Challenge-Led Innovation

#oipsrv One view of innovation is that it is motivated by a series of challenges. Once upon a time, we would have used the word "problems", and called this the "problem-solving" approach to innovation. But the word "problem" is now taboo in business world, and we have to find various euphemisms such as "opportunity" or "challenge". Necessity is the mother of invention.

At a seminar at the British Library yesterday (Open Innovation in Public Services), I heard several ways of managing innovation in these terms.

  • Challenge Prizes - Offering cash prizes to the first person or team that can solve a well-defined problem. This approach has been used for centuries, although the history of technology is littered with unfortunate inventors who have produced something brilliant only to have the prize taken by a rival, or unfairly denied for various spurious reasons. Furthermore, a poorly designed prize can discourage collaboration and thus inhibit innovation instead of encouraging it. However, as Vicki Purewal explained, prize schemes do not have to follow the winner-takes-all, loser-gets-nothing rule, and are often designed to distribute the rewards more fairly and in stages. See Centre for Challenge Prizes
  • Hack Days - Bringing volunteers together for a day to build quick and dirty solutions to a broad range of problems. This approach is most commonly seen in the software arena, and the example presented was NHS Hackdays.
  • Challenge Platform - Creating a social network and/or funding for collective problem-solving. Contrasting examples from Barking and Dagenham, Camden, and York.


I think these are all good and useful initiatives. One of the benefits is that they open up the organization or ecosystem to ideas from a much larger community of people. This can be both more democratic and a lot more cost-effective than hiring one of the large consultancies, which seems to be the default method in some organizations. One way of putting this is that it changes the available scope of Organizational Intelligence.

However, problem-solving may be necessary for innovation, but is not sufficient. These initiatives concentrate on invention, which tends to be the sexy part of innovation. @davidtownson from the Design Council showed two slides that placed invention into a broader context. The first of these slides showed the Design Council's design process, drawn as a Double Diamond.  The first diamond is devoted to clarifying the problem or requirement, and the second diamond is devoted to solving a well-defined problem.

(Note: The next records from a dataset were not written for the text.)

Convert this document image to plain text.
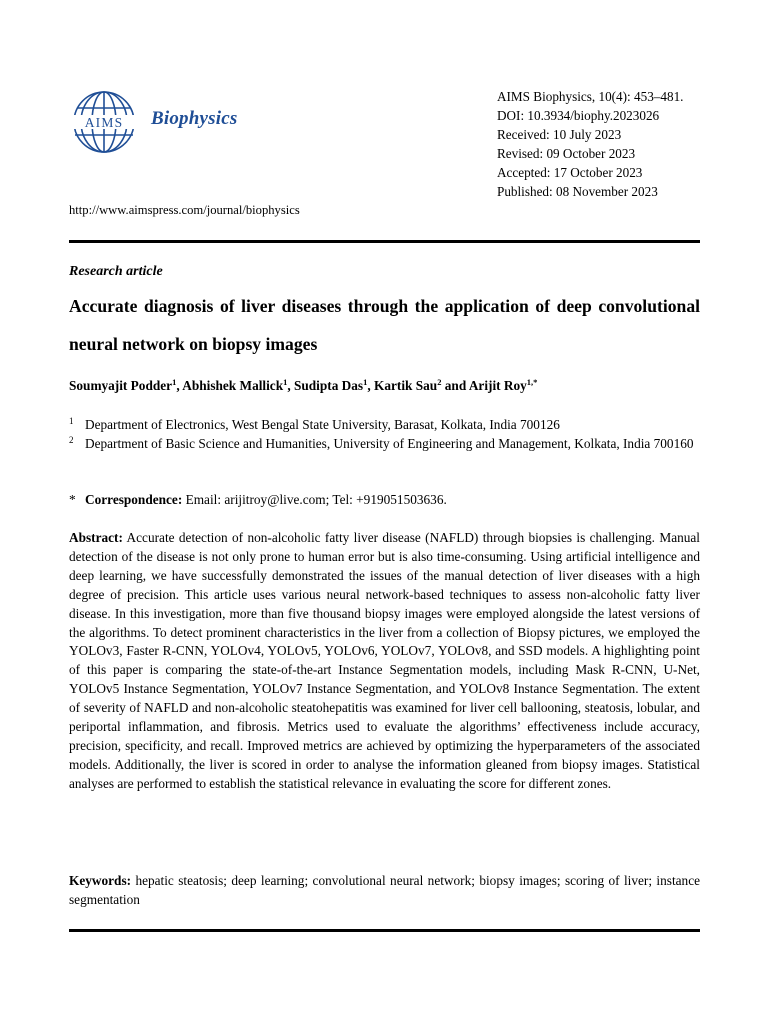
AIMS Biophysics
AIMS Biophysics, 10(4): 453–481.
DOI: 10.3934/biophy.2023026
Received: 10 July 2023
Revised: 09 October 2023
Accepted: 17 October 2023
Published: 08 November 2023
http://www.aimspress.com/journal/biophysics
Research article
Accurate diagnosis of liver diseases through the application of deep convolutional neural network on biopsy images
Soumyajit Podder$^1$, Abhishek Mallick$^1$, Sudipta Das$^1$, Kartik Sau$^2$ and Arijit Roy$^{1,*}$
1 Department of Electronics, West Bengal State University, Barasat, Kolkata, India 700126
2 Department of Basic Science and Humanities, University of Engineering and Management, Kolkata, India 700160
* Correspondence: Email: arijitroy@live.com; Tel: +919051503636.
Abstract: Accurate detection of non-alcoholic fatty liver disease (NAFLD) through biopsies is challenging. Manual detection of the disease is not only prone to human error but is also time-consuming. Using artificial intelligence and deep learning, we have successfully demonstrated the issues of the manual detection of liver diseases with a high degree of precision. This article uses various neural network-based techniques to assess non-alcoholic fatty liver disease. In this investigation, more than five thousand biopsy images were employed alongside the latest versions of the algorithms. To detect prominent characteristics in the liver from a collection of Biopsy pictures, we employed the YOLOv3, Faster R-CNN, YOLOv4, YOLOv5, YOLOv6, YOLOv7, YOLOv8, and SSD models. A highlighting point of this paper is comparing the state-of-the-art Instance Segmentation models, including Mask R-CNN, U-Net, YOLOv5 Instance Segmentation, YOLOv7 Instance Segmentation, and YOLOv8 Instance Segmentation. The extent of severity of NAFLD and non-alcoholic steatohepatitis was examined for liver cell ballooning, steatosis, lobular, and periportal inflammation, and fibrosis. Metrics used to evaluate the algorithms’ effectiveness include accuracy, precision, specificity, and recall. Improved metrics are achieved by optimizing the hyperparameters of the associated models. Additionally, the liver is scored in order to analyse the information gleaned from biopsy images. Statistical analyses are performed to establish the statistical relevance in evaluating the score for different zones.
Keywords: hepatic steatosis; deep learning; convolutional neural network; biopsy images; scoring of liver; instance segmentation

If the challenge-led approach starts from a well-defined problem, then it is just doing the second diamond. 

The second of David's slides showed a spiral model of innovation, culminating in Systemic Change. (I can't find a version of this spiral on the Design Council website.) This might suggest extending the Double Diamond into a Triple Diamond, where the third diamond tackled the difficult and unglamorous end of the innovation process - rolling out the solution, integrating it with systems and working practices, and embedding it into the target organization or ecosystem.

This triple diamond faintly echoes the three-phase innovation model proposed (in a somewhat different context) by Abernathy and Utterback, which combined product innovation, process innovation, competitive environment and organizational structure: 
  • Fluid phase (exploratory)
  • Transitional phase (convergence on solution)
  • Specific phase (focus on costs and performance)
Within the public sector, there may be broad demand for innovations (individual challenges), but there is also extremely strong demand for innovation as such (focus on costs and performance). So a suitably modified version of the Abernathy and Utterback model would be extremely relevant to the public sector.

Let us return to the question of Open Innovation. In her presentation, Heather Niven contrasted a large tanker with a flotilla of small boats. In the specific area of NHS information systems, Heather's metaphor applies very well to the contrast between the NPfIT - a grossly expensive centralized white elephant - and a large number of small but useful apps developed in the NHS Hackdays Carl Reynolds has organized. The "bottom-up" approach may be more promising than the "top-down" approach, as well as more exciting, but there probably needs to be a stronger element of coordination and integration before we can see this innovation as anything more than a load of well-meaning but marginal efforts by a bunch of extremely clever geeks.

Finally, there was some discussion about the word "innovation", and resistance to this concept within the public sector in particular. Perhaps we need to go back to talking about problem-solving?



Abernathy, W.J. and Utterback, J.M. Patterns of Innovation in Technology (Technology Review 1978) via Innovation Zen

For @LucyInnovation 's report of the British Library seminar, see Because not all the smart people work for you ...

1 comment:

  1. Not using the word innovation is a special case of a general degradation in our ability to say what we mean and be heard. The Tower of Babel is the original goal driven activity that produced this effect. Does anyone know of any studies that map our ability to be heard by our fellow humans as a necessary resource for our viability?